Thursday, 13 November 2014

From the Girl Who Doesn't Like Poetry...

...another poem!  I'd like to share somewhere that I went the other day, on a work trip with my occupational therapy colleagues.  However, I want to do it justice so you'll have to wait.  Just like everyone's been hanging around to see the pictures of my made over van.  I know I've been errant lately but every waking hour is filled.  Let's hope that I'll have time to draw breath, and maybe observe it mindfully, on my break next week!

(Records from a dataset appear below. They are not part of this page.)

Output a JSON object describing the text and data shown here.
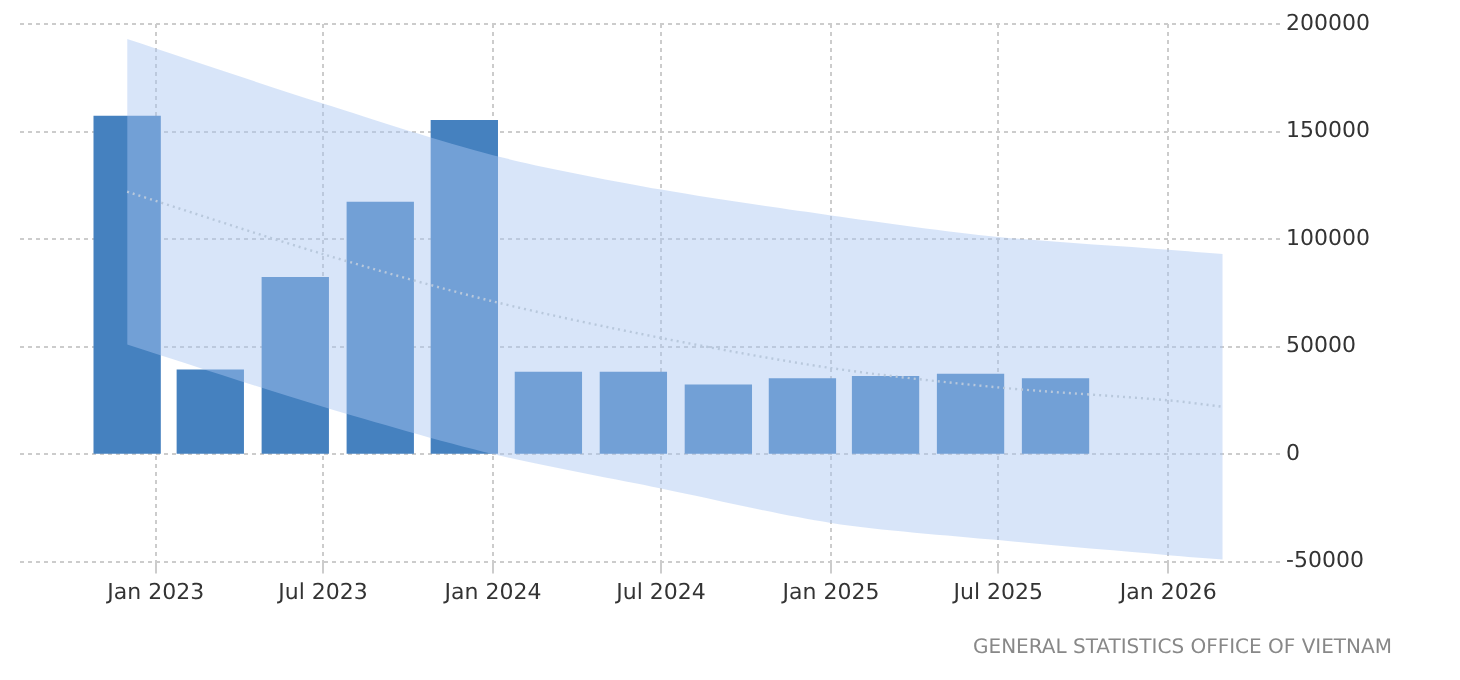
{
  "chart_data": {
    "type": "bar",
    "x": [
      "2022-12-01",
      "2023-03-01",
      "2023-06-01",
      "2023-09-01",
      "2023-12-01",
      "2024-03-01",
      "2024-06-01",
      "2024-09-01",
      "2024-12-01",
      "2025-03-01",
      "2025-06-01",
      "2025-09-01"
    ],
    "series": [
      {
        "color": "#4581bf",
        "values": [
          157000,
          39000,
          82000,
          117000,
          155000,
          38000,
          38000,
          32000,
          35000,
          36000,
          37000,
          35000
        ]
      },
      {
        "type": "line",
        "color": "#b8c8dc",
        "line_style": "dotted",
        "marker": "none",
        "x": [
          "2022-12-01",
          "2023-07-01",
          "2024-01-01",
          "2024-07-01",
          "2025-01-01",
          "2025-07-01",
          "2026-01-01",
          "2026-03-01"
        ],
        "values": [
          122000,
          93000,
          71000,
          54000,
          40000,
          31000,
          25000,
          22000
        ],
        "lower": [
          51000,
          22000,
          0,
          -16000,
          -32000,
          -40000,
          -47000,
          -49000
        ],
        "upper": [
          193000,
          163000,
          139000,
          123000,
          111000,
          101000,
          95000,
          93000
        ]
      }
    ],
    "xlim": [
      "2022-08-07",
      "2026-05-02"
    ],
    "xticks": [
      {
        "value": "2023-01-01",
        "label": "Jan 2023"
      },
      {
        "value": "2023-07-01",
        "label": "Jul 2023"
      },
      {
        "value": "2024-01-01",
        "label": "Jan 2024"
      },
      {
        "value": "2024-07-01",
        "label": "Jul 2024"
      },
      {
        "value": "2025-01-01",
        "label": "Jan 2025"
      },
      {
        "value": "2025-07-01",
        "label": "Jul 2025"
      },
      {
        "value": "2026-01-01",
        "label": "Jan 2026"
      }
    ],
    "ylim": [
      -50000,
      200000
    ],
    "yticks": [
      -50000,
      0,
      50000,
      100000,
      150000,
      200000
    ],
    "grid": true,
    "legend": false,
    "annotations": [
      "GENERAL STATISTICS OFFICE OF VIETNAM"
    ]
  }
}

I've written about my strongly held view that people with dementia should have access to outside space before. It's  been a persistent, unsettling theme in my thinking lately.   So I was really happy to find out about two relevant reports that will help me explore this subject further.  They'll help me form cohesive arguments for to make sure that a very disadvantaged group have something I really believe is a basic right.  Greening Dementia explores the evidence for the benefits and barriers that people with dementia have in accessing the outdoors. Living with dementia and connecting with nature: looking back and stepping forwards focuses on the benefits of green exercise.  These might be just what I need to explore this topic further.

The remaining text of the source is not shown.